I guess they’re remark is about the process, not about the rule change itself. (FTA) “the U.S. Court of Appeals for the Eighth Circuit said this week that the FTC made a procedural error by failing to come up with a preliminary regulatory analysis, which is required for rules whose annual impact on the U.S. economy is more than $100 million.”
So, basically, for largish changes, the rules say you have to do some/lots of (I wouldn’t know which) extra work to check that a change will have the intended effect.
This should be a law that congress passes, not a rule that the executive branch passes. Demand your congressmen do their job my encoding this into a real law.
Congress can't. There is too much bad blood. Everything is viewed in through a partisan lens. If you want it, it must be bad for me, somehow.
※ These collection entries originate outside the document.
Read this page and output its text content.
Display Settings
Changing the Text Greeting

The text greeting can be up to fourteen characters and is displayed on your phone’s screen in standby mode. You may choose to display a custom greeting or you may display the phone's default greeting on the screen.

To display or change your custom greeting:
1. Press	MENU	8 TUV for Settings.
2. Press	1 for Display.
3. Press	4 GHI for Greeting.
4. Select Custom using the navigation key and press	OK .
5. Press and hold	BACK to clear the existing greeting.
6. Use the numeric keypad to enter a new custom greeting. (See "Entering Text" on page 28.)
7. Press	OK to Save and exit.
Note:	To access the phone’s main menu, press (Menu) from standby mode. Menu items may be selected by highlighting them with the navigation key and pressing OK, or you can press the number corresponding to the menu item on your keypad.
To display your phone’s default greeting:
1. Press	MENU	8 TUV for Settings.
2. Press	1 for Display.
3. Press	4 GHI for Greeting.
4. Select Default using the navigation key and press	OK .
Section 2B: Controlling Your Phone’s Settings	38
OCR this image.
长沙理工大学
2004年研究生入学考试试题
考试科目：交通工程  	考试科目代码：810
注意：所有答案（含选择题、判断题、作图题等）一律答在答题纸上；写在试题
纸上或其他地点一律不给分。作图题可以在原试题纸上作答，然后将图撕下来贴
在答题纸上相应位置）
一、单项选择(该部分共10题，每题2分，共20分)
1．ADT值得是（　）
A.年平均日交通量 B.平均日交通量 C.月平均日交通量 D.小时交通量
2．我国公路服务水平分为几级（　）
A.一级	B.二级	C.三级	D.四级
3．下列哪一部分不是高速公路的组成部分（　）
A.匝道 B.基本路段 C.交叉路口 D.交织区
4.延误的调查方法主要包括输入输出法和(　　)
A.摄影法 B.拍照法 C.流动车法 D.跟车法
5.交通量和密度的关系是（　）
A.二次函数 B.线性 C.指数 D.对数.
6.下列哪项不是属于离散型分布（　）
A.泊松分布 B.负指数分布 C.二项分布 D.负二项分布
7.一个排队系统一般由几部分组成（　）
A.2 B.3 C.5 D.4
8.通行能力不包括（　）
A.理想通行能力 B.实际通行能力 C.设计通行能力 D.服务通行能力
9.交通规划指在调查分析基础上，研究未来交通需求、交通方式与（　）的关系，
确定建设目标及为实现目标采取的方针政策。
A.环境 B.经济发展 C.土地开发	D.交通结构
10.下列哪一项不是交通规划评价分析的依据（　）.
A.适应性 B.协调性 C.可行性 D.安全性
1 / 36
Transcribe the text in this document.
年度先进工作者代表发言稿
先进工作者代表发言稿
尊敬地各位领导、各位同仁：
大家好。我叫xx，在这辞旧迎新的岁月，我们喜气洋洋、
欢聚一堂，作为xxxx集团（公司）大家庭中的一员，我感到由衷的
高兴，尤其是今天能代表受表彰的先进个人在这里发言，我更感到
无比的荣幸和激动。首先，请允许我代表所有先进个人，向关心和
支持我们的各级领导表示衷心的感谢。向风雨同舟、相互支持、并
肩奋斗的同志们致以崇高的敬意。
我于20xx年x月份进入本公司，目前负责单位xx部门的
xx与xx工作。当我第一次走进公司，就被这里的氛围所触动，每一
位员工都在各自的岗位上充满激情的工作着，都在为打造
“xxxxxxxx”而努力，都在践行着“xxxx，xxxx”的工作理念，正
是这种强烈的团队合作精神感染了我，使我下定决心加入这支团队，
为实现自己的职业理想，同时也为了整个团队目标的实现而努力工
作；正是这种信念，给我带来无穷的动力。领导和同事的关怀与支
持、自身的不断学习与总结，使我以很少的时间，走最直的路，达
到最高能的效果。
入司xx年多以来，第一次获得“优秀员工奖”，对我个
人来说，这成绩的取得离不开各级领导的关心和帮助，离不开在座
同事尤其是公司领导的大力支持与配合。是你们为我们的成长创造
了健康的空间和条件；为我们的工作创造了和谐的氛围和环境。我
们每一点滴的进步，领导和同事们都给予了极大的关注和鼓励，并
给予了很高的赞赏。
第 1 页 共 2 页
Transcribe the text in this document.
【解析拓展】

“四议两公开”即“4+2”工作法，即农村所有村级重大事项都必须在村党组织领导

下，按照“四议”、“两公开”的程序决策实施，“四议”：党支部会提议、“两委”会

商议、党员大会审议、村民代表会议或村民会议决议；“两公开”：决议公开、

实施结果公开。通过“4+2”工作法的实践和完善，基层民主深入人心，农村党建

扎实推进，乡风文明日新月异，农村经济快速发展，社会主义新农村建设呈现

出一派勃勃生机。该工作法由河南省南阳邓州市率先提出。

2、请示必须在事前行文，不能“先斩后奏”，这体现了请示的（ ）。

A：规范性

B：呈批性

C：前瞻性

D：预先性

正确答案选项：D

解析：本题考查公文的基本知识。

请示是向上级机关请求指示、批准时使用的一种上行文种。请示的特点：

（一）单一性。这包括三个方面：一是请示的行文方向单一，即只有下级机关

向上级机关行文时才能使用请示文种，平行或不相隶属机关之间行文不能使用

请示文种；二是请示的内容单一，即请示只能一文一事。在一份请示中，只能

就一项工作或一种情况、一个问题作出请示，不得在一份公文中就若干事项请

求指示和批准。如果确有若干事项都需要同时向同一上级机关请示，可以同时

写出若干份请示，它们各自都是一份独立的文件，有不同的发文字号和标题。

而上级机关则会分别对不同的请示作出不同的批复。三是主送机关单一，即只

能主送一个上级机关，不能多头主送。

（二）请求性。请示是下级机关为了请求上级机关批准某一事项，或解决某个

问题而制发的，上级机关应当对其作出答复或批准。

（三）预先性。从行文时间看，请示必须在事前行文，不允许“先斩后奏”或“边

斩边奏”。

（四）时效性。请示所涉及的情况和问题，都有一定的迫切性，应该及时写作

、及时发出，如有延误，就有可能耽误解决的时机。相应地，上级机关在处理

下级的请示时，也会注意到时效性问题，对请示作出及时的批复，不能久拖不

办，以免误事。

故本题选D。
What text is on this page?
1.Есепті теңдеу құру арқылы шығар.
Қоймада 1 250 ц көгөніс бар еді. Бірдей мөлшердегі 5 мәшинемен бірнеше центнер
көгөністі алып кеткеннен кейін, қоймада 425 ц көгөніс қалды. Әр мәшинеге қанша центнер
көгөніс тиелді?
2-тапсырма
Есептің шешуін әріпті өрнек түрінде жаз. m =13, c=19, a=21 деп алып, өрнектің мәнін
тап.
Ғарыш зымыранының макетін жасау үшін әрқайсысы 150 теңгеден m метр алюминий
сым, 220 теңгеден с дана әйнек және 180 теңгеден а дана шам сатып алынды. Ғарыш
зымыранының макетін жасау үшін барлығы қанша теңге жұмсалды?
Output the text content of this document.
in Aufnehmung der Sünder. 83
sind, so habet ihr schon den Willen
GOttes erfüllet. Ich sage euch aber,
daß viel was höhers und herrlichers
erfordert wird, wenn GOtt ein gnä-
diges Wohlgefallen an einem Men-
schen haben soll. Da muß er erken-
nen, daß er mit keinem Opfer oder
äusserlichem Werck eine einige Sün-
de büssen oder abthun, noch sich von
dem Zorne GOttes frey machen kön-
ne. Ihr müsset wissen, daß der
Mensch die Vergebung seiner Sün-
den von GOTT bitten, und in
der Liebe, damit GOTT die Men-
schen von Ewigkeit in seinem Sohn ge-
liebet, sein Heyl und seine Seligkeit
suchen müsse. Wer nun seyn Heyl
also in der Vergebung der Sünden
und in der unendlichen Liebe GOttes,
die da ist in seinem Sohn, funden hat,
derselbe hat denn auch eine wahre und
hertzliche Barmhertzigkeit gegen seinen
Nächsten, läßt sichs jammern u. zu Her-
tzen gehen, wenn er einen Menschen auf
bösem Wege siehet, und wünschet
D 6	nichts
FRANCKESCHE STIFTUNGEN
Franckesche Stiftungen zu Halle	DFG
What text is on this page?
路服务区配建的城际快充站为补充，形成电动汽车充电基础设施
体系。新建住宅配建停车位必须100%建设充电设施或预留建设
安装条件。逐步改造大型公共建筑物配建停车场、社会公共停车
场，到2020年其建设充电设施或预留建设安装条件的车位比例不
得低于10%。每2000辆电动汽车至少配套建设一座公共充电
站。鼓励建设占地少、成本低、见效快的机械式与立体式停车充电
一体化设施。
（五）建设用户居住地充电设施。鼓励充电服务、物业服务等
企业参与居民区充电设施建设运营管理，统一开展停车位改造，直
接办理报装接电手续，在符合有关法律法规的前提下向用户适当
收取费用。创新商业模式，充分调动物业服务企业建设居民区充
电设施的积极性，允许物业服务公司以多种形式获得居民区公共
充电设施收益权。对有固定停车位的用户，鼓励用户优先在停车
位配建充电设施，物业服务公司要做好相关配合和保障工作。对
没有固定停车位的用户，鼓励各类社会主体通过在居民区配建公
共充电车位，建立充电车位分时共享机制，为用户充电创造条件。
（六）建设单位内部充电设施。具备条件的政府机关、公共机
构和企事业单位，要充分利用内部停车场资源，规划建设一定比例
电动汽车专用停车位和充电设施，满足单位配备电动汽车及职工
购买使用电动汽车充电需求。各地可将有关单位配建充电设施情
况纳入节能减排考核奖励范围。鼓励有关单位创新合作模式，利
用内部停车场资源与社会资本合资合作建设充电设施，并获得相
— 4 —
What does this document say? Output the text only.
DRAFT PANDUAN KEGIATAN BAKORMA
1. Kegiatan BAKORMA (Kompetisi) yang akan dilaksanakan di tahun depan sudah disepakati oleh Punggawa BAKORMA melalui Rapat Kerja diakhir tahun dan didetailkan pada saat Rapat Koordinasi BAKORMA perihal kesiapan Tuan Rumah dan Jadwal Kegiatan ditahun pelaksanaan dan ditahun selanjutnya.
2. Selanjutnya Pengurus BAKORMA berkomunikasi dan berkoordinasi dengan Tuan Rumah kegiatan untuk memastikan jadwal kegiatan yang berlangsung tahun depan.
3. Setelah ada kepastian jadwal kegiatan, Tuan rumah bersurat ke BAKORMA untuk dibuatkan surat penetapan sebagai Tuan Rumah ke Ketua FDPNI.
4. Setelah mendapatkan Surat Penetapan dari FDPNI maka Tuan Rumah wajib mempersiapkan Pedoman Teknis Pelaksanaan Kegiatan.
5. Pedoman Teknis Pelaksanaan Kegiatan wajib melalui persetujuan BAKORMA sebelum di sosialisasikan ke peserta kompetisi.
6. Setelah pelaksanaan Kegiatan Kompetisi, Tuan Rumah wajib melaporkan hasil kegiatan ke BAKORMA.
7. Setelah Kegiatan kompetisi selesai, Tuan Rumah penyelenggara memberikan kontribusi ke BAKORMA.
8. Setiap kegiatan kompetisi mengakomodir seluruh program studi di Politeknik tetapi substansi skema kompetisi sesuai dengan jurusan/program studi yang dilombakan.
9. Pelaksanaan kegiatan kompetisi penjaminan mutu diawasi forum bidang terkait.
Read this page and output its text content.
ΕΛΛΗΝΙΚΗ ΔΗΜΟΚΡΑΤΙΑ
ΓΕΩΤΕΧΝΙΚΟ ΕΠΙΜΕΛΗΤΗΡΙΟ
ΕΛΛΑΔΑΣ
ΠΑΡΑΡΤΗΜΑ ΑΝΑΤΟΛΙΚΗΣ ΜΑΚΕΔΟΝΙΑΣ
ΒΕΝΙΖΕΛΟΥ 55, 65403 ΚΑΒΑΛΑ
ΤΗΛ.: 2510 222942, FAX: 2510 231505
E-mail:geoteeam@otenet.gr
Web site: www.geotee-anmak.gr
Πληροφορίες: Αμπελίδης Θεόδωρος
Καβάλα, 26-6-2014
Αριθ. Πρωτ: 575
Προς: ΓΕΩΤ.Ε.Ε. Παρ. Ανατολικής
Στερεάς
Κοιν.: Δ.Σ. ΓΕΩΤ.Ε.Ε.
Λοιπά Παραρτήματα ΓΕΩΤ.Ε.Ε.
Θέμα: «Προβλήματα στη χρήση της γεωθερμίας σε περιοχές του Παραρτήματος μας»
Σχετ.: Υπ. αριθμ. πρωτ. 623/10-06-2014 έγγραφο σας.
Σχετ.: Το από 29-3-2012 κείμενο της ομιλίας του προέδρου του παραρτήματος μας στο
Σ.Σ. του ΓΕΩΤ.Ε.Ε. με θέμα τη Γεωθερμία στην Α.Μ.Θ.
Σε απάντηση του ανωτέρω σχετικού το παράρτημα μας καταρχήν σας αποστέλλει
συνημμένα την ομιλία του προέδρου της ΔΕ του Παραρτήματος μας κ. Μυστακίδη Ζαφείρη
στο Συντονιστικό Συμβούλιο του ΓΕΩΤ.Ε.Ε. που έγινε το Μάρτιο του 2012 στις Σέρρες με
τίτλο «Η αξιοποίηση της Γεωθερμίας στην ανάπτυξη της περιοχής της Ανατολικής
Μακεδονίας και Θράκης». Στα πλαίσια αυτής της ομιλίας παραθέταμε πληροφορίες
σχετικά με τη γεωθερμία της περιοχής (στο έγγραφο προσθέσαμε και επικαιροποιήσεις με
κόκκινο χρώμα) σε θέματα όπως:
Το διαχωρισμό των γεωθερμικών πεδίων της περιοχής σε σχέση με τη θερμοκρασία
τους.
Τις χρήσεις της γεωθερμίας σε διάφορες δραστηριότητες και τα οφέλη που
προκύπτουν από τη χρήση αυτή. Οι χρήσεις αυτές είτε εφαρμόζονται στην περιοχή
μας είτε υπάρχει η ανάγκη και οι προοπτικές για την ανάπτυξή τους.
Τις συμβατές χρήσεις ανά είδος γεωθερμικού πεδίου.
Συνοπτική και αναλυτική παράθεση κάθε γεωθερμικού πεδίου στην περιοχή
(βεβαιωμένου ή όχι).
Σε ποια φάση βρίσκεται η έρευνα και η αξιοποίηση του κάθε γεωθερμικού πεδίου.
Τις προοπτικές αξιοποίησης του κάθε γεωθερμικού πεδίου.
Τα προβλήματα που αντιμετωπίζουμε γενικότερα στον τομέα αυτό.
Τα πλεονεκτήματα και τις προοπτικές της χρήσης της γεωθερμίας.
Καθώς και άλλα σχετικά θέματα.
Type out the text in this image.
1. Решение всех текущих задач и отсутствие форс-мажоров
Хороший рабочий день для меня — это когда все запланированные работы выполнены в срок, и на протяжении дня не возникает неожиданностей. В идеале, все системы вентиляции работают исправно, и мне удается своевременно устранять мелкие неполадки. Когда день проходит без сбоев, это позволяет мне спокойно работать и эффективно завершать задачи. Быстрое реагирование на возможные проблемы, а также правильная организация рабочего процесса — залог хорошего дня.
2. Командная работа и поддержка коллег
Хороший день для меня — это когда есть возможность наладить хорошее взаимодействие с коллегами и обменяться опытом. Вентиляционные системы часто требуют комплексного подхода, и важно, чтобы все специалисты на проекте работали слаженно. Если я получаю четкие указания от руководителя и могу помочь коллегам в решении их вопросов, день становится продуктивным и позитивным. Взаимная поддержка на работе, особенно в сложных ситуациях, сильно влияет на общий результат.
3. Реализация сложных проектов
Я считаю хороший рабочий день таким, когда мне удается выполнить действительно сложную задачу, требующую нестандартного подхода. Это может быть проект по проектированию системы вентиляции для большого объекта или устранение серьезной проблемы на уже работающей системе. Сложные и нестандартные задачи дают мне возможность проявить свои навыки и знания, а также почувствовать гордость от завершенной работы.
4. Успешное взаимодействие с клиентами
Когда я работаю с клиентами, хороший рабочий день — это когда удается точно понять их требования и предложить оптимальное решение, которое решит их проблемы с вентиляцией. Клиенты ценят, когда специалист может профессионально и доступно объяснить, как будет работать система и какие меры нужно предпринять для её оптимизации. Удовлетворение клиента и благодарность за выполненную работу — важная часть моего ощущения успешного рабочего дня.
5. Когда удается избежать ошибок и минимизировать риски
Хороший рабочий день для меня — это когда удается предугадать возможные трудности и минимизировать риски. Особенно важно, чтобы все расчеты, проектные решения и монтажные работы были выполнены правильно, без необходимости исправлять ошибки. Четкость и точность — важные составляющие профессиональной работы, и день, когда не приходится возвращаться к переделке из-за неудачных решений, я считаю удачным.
Nor does it help to have a joint proposal. People who work across the aisle are seen as traitors -- they cannot be trusted to do the vital work of shooting down everything that the other side proposes.
It doesn't matter if the proposal is overwhelmingly supported. You will get very little credit from your constituents even if it passes. As much as people would like this bill, it's nobody's top priority.
Congress is barely able to pass anything. Frequently, it can't even pass a budget -- the basic operation of just keeping the lights on. Everything else is renaming post offices.
The entire point of the civil service is to pass basic functionality off onto a nonpartisan set of functionaries. But those functionaries are now widely considered the enemy, and so that method of accomplishing governance is also blocked. Congress will not re-open it, for exactly the same reasons that governance was blocked in the first place.